Green Vehicles has financed development so far through an angel investor and the founders’ own resources. About two years from now Ryan said the company will likely pursue debt financing, possibly through a Department of Energy loan program like the one that has awarded hundreds of millions of dollars to Tesla Motors and Fisker Automotive. As Lux Research senior analyst Jacob Grose has told us, however, funding looks like a long shot for three-wheeled vehicle makers seeking funds from the DOE. He said, “I would imagine that four-wheeled vehicles will continue to get the nod given that…to date there has been no appetite in the U.S. for electric vehicles with less than four wheels.”
With the CEC program, Green Vehicles aims to make some engineering and design tweaks to help streamline manufacturing (slashing the number of man-hours needed to produce each car by about 75 percent) and reduce costs. As Ryan put it in an interview, part of the idea is to “increase our margins from almost nothing to something reasonable.”

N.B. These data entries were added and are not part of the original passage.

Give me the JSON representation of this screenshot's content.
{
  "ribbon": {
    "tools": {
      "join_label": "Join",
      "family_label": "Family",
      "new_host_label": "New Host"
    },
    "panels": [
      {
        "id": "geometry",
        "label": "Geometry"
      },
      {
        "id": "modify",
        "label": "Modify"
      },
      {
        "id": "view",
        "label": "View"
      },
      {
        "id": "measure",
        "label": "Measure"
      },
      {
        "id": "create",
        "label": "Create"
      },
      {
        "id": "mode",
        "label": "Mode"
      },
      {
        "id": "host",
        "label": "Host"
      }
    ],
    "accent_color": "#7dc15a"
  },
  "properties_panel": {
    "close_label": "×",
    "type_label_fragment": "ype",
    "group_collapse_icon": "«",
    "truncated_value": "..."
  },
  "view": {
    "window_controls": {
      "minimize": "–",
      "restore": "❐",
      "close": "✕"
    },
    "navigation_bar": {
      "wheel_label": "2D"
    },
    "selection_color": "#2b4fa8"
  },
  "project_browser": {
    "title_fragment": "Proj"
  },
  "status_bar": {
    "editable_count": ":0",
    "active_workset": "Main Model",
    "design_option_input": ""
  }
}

That said, cost cutting isn’t the top priority for Green Vehicles. Using robotic assembly lines in China might cost less than what the company has planned for Salinas, said Ryan, “but that’s not in line with our goals for being sustainable.” And by appealing to that slice of the market that wants an uber green machine, he believes the company “will more than make up for [higher manufacturing costs] by being on the cutting edge,” both in terms of green materials and the brains of the vehicle, including a proprietary battery management system and tools for calculating range based on battery charge.
Long term, the company has the ambitious dream — like so many other startups in the green vehicle market — of licensing its core technology to other automakers.
The larger goal with Green Vehicles’ Salinas project is to “demonstrate that the idea of a commuter vehicle makes sense,” and begin making a name for itself as a green manufacturer looking to clean up more than the tailpipe. For many consumers, a three-wheeled, two-seat electric vehicle that costs more than a Prius might only make sense as a second vehicle — if then. But it doesn’t have to be that way, said Ryan.
Consumers have a growing number of options — such as car sharing provider Zipcar or a ridesharing service like Carticipate — to help fill any gaps left by a vehicle with limited range and cargo capacity. In a time when consumers itching to buy an electric vehicle can turn to roomier, more conventional-looking models from established automakers, however, Green Vehicles faces a long slog to build a business that’s sustainable, in all senses of the word.